Recently Mr. John A. Campbell, the present submission, member of the Convention, from Washington County, has been parading the county with a view of raising what he calls “his regiment, and left the impression that he had received the commission of colonel from the governor. There was convened about two hundred men under different captains at the Abingdon post, who refused to be mustered into the service, but who desired to stay in camp at public expense, under their own organization, awaiting the appointment of Mr.

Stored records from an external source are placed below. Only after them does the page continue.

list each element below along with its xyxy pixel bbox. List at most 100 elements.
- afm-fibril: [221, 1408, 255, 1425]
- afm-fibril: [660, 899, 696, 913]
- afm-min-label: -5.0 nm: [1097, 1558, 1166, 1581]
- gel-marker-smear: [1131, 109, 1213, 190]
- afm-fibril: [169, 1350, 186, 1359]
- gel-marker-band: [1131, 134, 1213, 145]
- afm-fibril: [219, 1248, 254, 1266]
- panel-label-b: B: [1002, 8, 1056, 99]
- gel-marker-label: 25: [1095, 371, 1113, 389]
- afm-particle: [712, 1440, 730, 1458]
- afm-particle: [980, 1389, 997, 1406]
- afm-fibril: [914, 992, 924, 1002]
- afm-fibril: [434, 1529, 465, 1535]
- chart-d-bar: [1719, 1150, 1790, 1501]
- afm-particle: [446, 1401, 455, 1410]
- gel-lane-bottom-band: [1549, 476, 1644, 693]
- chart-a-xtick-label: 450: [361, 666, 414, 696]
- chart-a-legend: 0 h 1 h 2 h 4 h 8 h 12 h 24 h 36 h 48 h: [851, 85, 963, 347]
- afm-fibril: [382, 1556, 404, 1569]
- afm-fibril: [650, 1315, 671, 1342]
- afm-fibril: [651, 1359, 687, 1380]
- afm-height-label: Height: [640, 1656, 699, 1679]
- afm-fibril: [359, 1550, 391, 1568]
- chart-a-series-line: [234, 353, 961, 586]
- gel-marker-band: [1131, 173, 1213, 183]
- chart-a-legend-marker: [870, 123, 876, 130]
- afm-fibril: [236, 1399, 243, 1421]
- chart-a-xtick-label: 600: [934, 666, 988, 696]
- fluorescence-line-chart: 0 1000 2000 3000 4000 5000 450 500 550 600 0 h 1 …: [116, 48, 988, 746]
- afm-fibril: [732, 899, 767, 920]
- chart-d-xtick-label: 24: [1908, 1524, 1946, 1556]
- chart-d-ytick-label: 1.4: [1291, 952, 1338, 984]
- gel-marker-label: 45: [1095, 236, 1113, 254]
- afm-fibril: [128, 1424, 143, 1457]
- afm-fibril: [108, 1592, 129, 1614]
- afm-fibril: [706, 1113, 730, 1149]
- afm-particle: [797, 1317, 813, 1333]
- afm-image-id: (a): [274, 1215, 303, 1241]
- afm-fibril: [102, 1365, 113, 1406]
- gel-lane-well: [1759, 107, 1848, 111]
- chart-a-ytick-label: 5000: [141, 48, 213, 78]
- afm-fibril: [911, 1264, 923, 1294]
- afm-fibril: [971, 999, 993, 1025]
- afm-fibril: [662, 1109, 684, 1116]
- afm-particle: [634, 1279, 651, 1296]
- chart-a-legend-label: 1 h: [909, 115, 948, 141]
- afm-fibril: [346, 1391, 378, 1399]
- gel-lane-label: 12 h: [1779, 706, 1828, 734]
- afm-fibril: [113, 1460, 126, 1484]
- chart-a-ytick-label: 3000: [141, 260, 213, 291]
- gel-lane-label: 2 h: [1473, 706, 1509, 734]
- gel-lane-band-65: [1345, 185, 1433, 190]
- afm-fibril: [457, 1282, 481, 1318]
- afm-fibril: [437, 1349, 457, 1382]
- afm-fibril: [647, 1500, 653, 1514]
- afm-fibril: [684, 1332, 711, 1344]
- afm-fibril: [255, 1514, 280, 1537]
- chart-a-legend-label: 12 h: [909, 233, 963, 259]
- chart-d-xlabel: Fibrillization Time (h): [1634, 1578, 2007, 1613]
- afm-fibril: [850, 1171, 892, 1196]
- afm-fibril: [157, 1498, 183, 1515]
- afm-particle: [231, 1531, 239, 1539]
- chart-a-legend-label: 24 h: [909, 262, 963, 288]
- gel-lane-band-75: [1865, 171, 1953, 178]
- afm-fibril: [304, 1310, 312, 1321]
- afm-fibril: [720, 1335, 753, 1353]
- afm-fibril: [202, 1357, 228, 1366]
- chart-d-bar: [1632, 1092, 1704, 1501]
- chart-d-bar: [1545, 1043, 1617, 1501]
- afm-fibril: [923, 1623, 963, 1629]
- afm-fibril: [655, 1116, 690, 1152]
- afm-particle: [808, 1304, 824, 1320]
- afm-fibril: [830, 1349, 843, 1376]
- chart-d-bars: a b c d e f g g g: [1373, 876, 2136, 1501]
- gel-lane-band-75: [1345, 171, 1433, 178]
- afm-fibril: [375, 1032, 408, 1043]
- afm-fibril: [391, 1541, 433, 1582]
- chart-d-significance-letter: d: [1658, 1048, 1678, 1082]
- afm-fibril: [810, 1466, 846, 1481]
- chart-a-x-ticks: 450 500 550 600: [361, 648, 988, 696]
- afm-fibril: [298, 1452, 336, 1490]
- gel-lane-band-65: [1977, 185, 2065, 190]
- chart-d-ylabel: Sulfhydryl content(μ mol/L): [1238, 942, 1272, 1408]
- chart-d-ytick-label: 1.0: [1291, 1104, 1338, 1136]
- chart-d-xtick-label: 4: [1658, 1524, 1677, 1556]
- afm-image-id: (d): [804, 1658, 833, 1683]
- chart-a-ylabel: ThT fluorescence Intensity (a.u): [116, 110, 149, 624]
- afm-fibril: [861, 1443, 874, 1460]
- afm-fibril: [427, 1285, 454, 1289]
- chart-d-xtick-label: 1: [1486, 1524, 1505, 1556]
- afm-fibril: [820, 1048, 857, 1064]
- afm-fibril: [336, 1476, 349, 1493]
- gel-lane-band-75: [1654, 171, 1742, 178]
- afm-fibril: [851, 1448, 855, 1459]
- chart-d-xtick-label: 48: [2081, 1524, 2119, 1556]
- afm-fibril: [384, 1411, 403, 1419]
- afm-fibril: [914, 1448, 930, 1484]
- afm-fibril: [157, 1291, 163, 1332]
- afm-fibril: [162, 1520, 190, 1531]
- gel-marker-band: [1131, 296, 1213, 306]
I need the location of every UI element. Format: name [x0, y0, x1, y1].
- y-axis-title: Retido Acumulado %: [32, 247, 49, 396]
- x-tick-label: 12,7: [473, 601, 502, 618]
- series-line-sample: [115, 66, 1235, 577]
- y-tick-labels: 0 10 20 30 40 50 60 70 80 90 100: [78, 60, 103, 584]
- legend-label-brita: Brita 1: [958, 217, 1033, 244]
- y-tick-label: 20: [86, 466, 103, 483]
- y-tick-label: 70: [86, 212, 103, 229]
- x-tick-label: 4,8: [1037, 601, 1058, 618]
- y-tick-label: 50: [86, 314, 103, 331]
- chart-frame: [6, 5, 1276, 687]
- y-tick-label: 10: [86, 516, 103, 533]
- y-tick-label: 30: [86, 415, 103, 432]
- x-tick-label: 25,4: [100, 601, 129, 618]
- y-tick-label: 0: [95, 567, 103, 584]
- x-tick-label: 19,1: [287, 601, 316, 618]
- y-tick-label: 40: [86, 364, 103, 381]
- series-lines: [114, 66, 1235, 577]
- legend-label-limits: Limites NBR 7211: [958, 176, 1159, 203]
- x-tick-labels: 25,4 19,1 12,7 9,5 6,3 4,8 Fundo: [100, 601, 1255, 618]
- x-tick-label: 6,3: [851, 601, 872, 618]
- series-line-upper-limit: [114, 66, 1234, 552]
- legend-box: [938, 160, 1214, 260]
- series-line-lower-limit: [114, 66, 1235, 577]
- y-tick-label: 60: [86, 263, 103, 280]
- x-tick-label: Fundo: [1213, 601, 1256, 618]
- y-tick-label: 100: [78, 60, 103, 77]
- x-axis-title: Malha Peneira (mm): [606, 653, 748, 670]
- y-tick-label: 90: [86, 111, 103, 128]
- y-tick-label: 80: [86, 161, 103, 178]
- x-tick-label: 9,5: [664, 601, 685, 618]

Campbell to a colonelcy, and in default of that determining to disband and go home. This is an expiring effort to keep alive the influence of the Union party in the county, and to extend it, if possible, to the surrounding ones. Colonel Moore refused to issue rations to these people unless they would muster into service, which they refused to do, and disbanded.

That little village is the seat of all Union-shrieking influences, and they are exerted to their utmost upon all volunteer companies that come there. I am sure the best thing that can be done is at once to order away all the companies now there to Richmond, and to break up the encampment. Lynchburg will answer every purpose now for a receiving depot for all the west, and Colonel Moore could be assigned to duty in the field, which he would be glad of. If Campbell is allowed to get the commission of colonel, and to establish himself at Abingdon, it will exert a very injurious influence in this section of the State, by encouraging the Union spirit; now struggling for life in the county of Washington, but which is in the ascendency in the adjoining counties of Carter and Johnson, in Tennessee. The brother-in-law of this man Campbell is one of the prominent leaders of the Lincoln party in Tennessee, a coadjutor of Johnson, Nelson, and Brownlow, and any exercise of military authority by his brother-in-law in Virginia would prove extremely baleful to the cause we have so much at heart. I am afraid this long letter will worry you, but I know the facts and views it contains are important to this section of the country, and I did not feel at liberty to withhold them from the President.